Losses Sustained When the Canon 35mm SLR Cameras Were Unavailable
If Theodore Escherich had had both one of the Canon 35mm SLR cameras and a computer with an Internet connection, then he could have easily sent other scientists pictures of the bacterium that he had discovered. Unfortunately, the 18th Century microbiologist had neither of those technical marvels, and thus he had great difficulty convincing the world that such microbes existed. It took the scientific community many decades to listen attentively to Escherich’s hypothesis, the theory that bacteria were the probable cause for the many infectious diseases then plaguing the world.

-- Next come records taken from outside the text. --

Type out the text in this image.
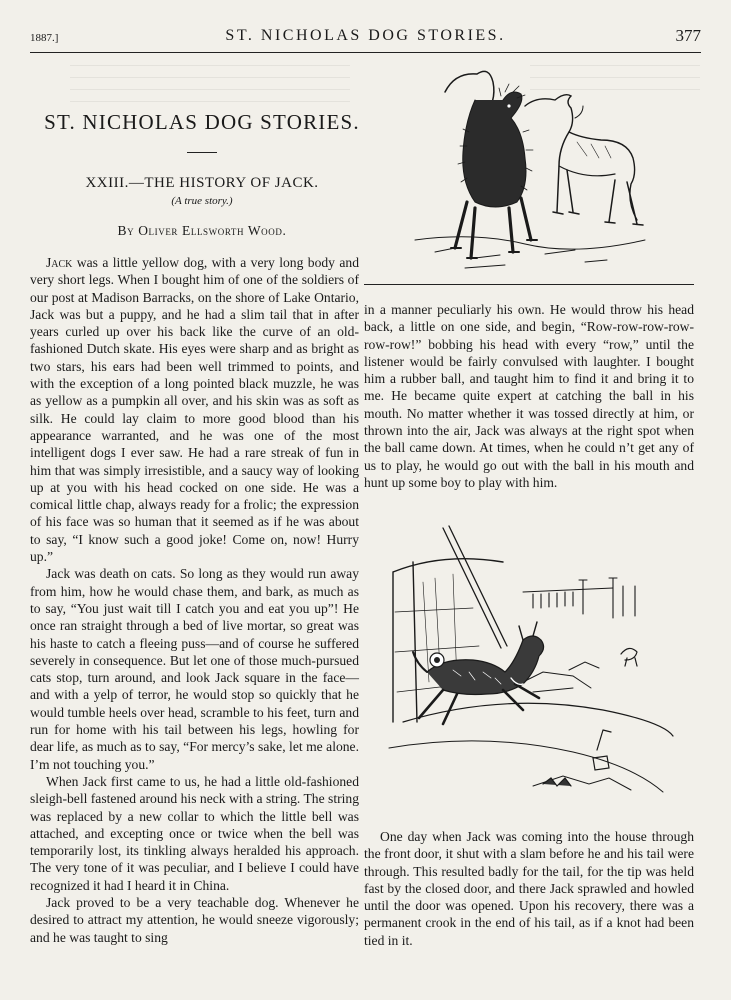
1887.]	ST. NICHOLAS DOG STORIES.	377
ST. NICHOLAS DOG STORIES.
XXIII.—THE HISTORY OF JACK.
(A true story.)
By Oliver Ellsworth Wood.

Jack was a little yellow dog, with a very long body and very short legs. When I bought him of one of the soldiers of our post at Madison Barracks, on the shore of Lake Ontario, Jack was but a puppy, and he had a slim tail that in after years curled up over his back like the curve of an old-fashioned Dutch skate. His eyes were sharp and as bright as two stars, his ears had been well trimmed to points, and with the exception of a long pointed black muzzle, he was as yellow as a pumpkin all over, and his skin was as soft as silk. He could lay claim to more good blood than his appearance warranted, and he was one of the most intelligent dogs I ever saw. He had a rare streak of fun in him that was simply irresistible, and a saucy way of looking up at you with his head cocked on one side. He was a comical little chap, always ready for a frolic; the expression of his face was so human that it seemed as if he was about to say, “I know such a good joke! Come on, now! Hurry up.”

Jack was death on cats. So long as they would run away from him, how he would chase them, and bark, as much as to say, “You just wait till I catch you and eat you up”! He once ran straight through a bed of live mortar, so great was his haste to catch a fleeing puss—and of course he suffered severely in consequence. But let one of those much-pursued cats stop, turn around, and look Jack square in the face—and with a yelp of terror, he would stop so quickly that he would tumble heels over head, scramble to his feet, turn and run for home with his tail between his legs, howling for dear life, as much as to say, “For mercy’s sake, let me alone. I’m not touching you.”

When Jack first came to us, he had a little old-fashioned sleigh-bell fastened around his neck with a string. The string was replaced by a new collar to which the little bell was attached, and excepting once or twice when the bell was temporarily lost, its tinkling always heralded his approach. The very tone of it was peculiar, and I believe I could have recognized it had I heard it in China.

Jack proved to be a very teachable dog. Whenever he desired to attract my attention, he would sneeze vigorously; and he was taught to sing

in a manner peculiarly his own. He would throw his head back, a little on one side, and begin, “Row-row-row-row-row-row!” bobbing his head with every “row,” until the listener would be fairly convulsed with laughter. I bought him a rubber ball, and taught him to find it and bring it to me. He became quite expert at catching the ball in his mouth. No matter whether it was tossed directly at him, or thrown into the air, Jack was always at the right spot when the ball came down. At times, when he could n’t get any of us to play, he would go out with the ball in his mouth and hunt up some boy to play with him.

One day when Jack was coming into the house through the front door, it shut with a slam before he and his tail were through. This resulted badly for the tail, for the tip was held fast by the closed door, and there Jack sprawled and howled until the door was opened. Upon his recovery, there was a permanent crook in the end of his tail, as if a knot had been tied in it.
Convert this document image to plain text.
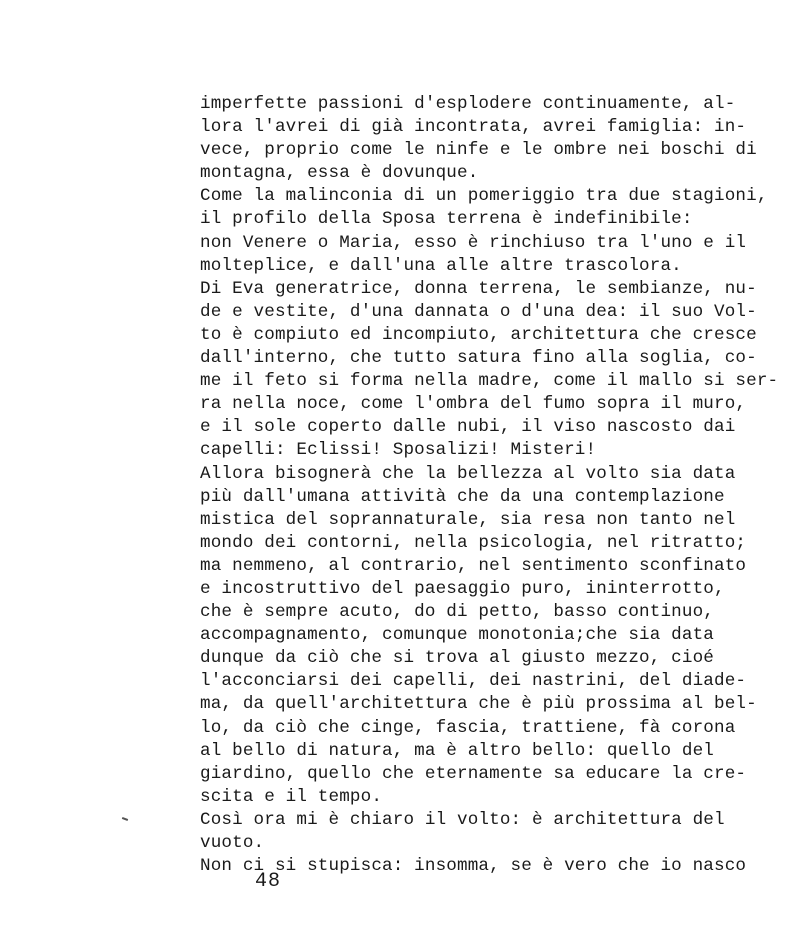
imperfette passioni d'esplodere continuamente, al-
lora l'avrei di già incontrata, avrei famiglia: in-
vece, proprio come le ninfe e le ombre nei boschi di
montagna, essa è dovunque.
Come la malinconia di un pomeriggio tra due stagioni,
il profilo della Sposa terrena è indefinibile:
non Venere o Maria, esso è rinchiuso tra l'uno e il
molteplice, e dall'una alle altre trascolora.
Di Eva generatrice, donna terrena, le sembianze, nu-
de e vestite, d'una dannata o d'una dea: il suo Vol-
to è compiuto ed incompiuto, architettura che cresce
dall'interno, che tutto satura fino alla soglia, co-
me il feto si forma nella madre, come il mallo si ser-
ra nella noce, come l'ombra del fumo sopra il muro,
e il sole coperto dalle nubi, il viso nascosto dai
capelli: Eclissi! Sposalizi! Misteri!
Allora bisognerà che la bellezza al volto sia data
più dall'umana attività che da una contemplazione
mistica del soprannaturale, sia resa non tanto nel
mondo dei contorni, nella psicologia, nel ritratto;
ma nemmeno, al contrario, nel sentimento sconfinato
e incostruttivo del paesaggio puro, ininterrotto,
che è sempre acuto, do di petto, basso continuo,
accompagnamento, comunque monotonia;che sia data
dunque da ciò che si trova al giusto mezzo, cioé
l'acconciarsi dei capelli, dei nastrini, del diade-
ma, da quell'architettura che è più prossima al bel-
lo, da ciò che cinge, fascia, trattiene, fà corona
al bello di natura, ma è altro bello: quello del
giardino, quello che eternamente sa educare la cre-
scita e il tempo.
Così ora mi è chiaro il volto: è architettura del
vuoto.
Non ci si stupisca: insomma, se è vero che io nasco
48
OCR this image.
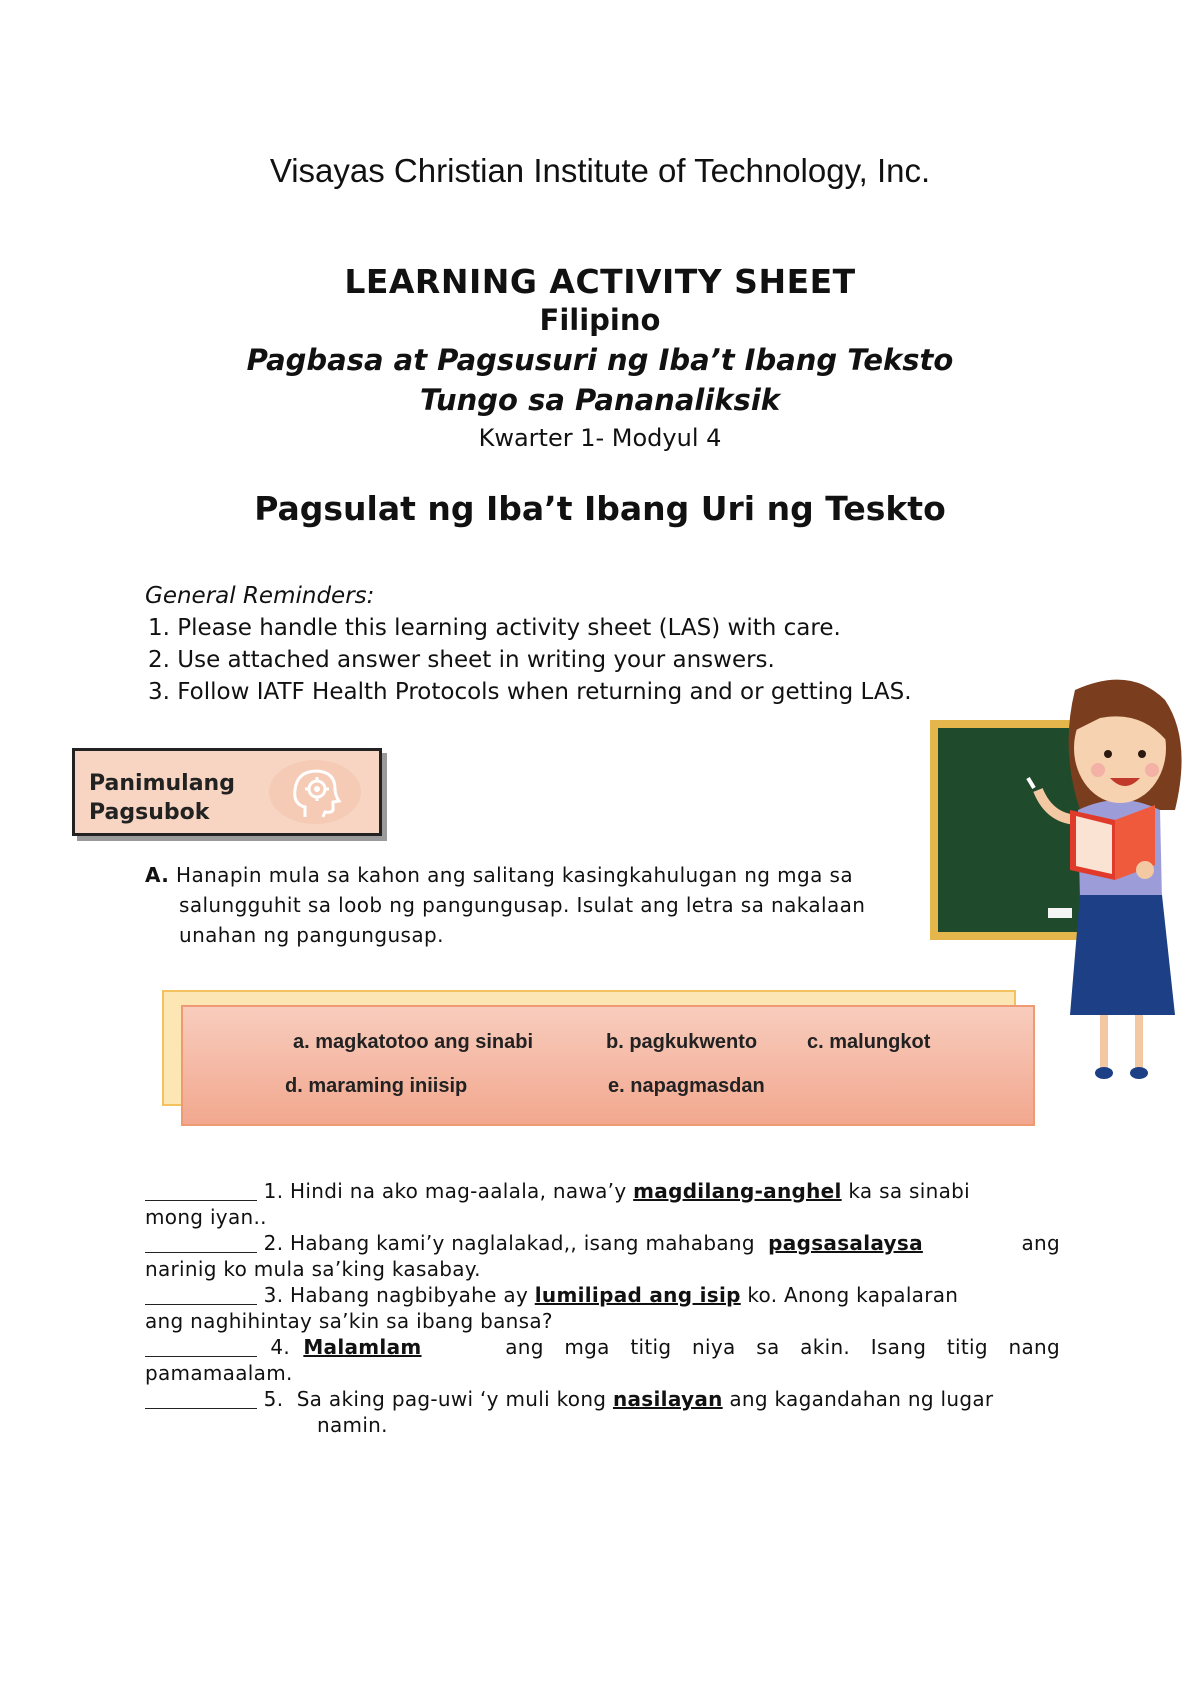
Visayas Christian Institute of Technology, Inc.
LEARNING ACTIVITY SHEET
Filipino
Pagbasa at Pagsusuri ng Iba’t Ibang Teksto
Tungo sa Pananaliksik
Kwarter 1- Modyul 4
Pagsulat ng Iba’t Ibang Uri ng Teskto
General Reminders:
1. Please handle this learning activity sheet (LAS) with care.
2. Use attached answer sheet in writing your answers.
3. Follow IATF Health Protocols when returning and or getting LAS.
Panimulang
Pagsubok
A. Hanapin mula sa kahon ang salitang kasingkahulugan ng mga sa
salungguhit sa loob ng pangungusap. Isulat ang letra sa nakalaan
unahan ng pangungusap.
a. magkatotoo ang sinabi	b. pagkukwento c. malungkot
d. maraming iniisip	e. napagmasdan
1. Hindi na ako mag-aalala, nawa’y magdilang-anghel ka sa sinabi
mong iyan..
2. Habang kami’y naglalakad,, isang mahabang pagsasalaysa	ang
narinig ko mula sa’king kasabay.
3. Habang nagbibyahe ay lumilipad ang isip ko. Anong kapalaran
ang naghihintay sa’kin sa ibang bansa?
4. Malamlam	ang mga titig niya sa akin. Isang titig nang
pamamaalam.
5. Sa aking pag-uwi ‘y muli kong nasilayan ang kagandahan ng lugar
namin.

Those of us who have been lucky enough to be born in the late Twentieth or early Twenty-first Century can feel confident that the discovery of any new microbes will be readily broadcast to the entire scientific community. Thanks to the Canon 35mm SLR cameras, the microbiologists and health care workers of today will take quick and decisive action if there is a new bacterium or virus suddenly spotted in the lens of a laboratory microscope. They will act rapidly to avoid the spread of that organism in the general population.
At one time Sue Chehrenegar pursued a career in biomedical research, but she has now taken on the challenges of the freelance writer. She has written for Vainquer Teens, for Nature Friend Magazine, and for www.abcteach.com.